After we exited the canyon we got into a running groove in the heavy sand and made pretty good time back to the the Horseshoe Bend aid station, both feeling great. The next few hours for me were just enjoyable. Steve and I are old friends and we spent the time catching up with each other, telling stories and laughing. We weren’t taking it slow, but we just enjoyed the moment and to me it felt a lot like an adventure run with a great friend.
When we hit the Page Rim aid station Matt Williams jumped in to run the final 10 mile section with us. I had been looking forward to this section all day because there wasn’t as much sand and now we could get into a good groove. My legs felt relatively fresh, so we ran at a decent clip most of the loop. The views of Lake Powell and Glen Canyon dam were very good and again we saw Matt Van Horn with his drone getting some spectacular video. With a few miles to go my legs felt fantastic and I had a burst of energy, so I pushed a pretty good pace into the finish. As I rounded the corner to the finish chute I was again hit with a wave of adrenaline and emotion. As tough as the course was I had an incredible day. I felt fantastic the entire 50 miles and I was able to finish strong.

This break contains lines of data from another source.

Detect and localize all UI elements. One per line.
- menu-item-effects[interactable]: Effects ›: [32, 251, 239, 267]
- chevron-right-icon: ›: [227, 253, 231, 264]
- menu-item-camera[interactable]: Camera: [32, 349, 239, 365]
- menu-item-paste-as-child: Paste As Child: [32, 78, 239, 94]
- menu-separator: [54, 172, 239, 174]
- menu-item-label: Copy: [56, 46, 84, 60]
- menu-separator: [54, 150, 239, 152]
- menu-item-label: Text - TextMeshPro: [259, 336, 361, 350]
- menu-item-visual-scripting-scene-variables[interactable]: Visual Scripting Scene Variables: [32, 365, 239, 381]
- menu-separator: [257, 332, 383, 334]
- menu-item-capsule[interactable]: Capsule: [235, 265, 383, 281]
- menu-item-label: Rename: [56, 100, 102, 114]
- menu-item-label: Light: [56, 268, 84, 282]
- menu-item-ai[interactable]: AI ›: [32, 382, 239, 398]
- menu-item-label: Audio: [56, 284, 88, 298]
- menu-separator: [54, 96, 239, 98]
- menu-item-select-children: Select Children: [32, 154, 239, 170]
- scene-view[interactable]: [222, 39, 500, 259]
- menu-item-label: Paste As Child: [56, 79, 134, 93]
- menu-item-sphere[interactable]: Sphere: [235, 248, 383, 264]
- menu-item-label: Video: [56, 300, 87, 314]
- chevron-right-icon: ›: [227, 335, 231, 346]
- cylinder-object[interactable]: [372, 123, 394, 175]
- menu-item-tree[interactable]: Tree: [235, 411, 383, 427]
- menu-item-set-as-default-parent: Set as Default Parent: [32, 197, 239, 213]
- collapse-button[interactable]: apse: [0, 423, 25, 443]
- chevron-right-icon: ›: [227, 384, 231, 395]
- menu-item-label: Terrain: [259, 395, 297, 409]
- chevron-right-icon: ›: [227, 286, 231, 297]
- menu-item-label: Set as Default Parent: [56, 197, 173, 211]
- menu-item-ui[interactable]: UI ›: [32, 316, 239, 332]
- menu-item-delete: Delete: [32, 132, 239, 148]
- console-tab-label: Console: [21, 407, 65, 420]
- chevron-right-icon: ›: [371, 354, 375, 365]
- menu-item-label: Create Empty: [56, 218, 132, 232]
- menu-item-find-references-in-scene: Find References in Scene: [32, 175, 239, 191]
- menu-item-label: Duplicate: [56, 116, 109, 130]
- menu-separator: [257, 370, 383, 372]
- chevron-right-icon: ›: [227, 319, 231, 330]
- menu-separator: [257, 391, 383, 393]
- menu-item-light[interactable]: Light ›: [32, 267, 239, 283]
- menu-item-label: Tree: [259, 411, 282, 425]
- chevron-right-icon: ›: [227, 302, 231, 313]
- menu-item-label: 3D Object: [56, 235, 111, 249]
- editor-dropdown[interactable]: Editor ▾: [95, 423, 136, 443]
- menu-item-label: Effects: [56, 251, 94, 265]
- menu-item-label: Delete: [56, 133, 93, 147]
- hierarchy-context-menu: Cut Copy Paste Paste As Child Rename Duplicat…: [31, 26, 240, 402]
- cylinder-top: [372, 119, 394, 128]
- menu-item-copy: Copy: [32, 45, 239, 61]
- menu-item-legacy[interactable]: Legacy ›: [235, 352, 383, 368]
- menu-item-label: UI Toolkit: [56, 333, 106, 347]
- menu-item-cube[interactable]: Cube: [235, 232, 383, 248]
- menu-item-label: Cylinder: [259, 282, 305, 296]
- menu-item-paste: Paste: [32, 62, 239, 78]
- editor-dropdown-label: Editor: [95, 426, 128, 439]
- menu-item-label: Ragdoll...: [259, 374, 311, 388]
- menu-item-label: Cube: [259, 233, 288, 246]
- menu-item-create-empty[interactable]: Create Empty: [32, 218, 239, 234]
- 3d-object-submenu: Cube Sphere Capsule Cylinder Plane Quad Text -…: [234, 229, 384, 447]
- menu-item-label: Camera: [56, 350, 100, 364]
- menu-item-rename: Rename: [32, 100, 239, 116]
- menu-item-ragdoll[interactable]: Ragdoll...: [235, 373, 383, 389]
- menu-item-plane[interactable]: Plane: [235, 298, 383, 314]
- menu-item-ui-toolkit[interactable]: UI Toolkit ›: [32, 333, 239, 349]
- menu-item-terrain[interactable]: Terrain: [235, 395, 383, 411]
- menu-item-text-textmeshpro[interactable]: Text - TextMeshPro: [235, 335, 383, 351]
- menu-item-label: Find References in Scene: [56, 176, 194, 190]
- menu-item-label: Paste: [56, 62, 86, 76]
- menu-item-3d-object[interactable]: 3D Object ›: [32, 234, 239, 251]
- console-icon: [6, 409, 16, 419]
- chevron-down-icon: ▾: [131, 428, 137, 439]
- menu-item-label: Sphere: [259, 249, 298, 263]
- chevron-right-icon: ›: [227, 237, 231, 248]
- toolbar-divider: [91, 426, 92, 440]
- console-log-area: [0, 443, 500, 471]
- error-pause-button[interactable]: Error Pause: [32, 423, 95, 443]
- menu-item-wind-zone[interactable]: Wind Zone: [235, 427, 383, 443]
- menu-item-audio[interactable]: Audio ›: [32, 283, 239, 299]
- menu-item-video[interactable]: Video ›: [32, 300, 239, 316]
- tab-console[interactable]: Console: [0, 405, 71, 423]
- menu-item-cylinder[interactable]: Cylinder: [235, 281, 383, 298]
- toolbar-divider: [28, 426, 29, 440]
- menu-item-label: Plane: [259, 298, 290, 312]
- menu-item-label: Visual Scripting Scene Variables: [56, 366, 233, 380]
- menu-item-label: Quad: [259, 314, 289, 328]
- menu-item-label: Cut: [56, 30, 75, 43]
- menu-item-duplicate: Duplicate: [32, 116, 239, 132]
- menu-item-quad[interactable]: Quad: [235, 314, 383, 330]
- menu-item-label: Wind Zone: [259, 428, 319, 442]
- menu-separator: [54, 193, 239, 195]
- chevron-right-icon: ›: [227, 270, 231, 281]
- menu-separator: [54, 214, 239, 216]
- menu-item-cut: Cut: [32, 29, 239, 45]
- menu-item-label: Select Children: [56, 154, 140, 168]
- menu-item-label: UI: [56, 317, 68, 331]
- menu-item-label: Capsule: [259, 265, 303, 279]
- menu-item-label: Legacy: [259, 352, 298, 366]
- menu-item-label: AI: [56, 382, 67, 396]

This is a challenging course, but one of the reasons I run ultras is to challenge my body and mind and it was the perfect stage for that. The views we encountered were so good that it is hard to describe. Many runners talk about getting a runners high. For me it is like a spiritual experience when emotion, joy and adrenaline collide and I was able to experience that many times over the 50 mile course making this race one I will always remember.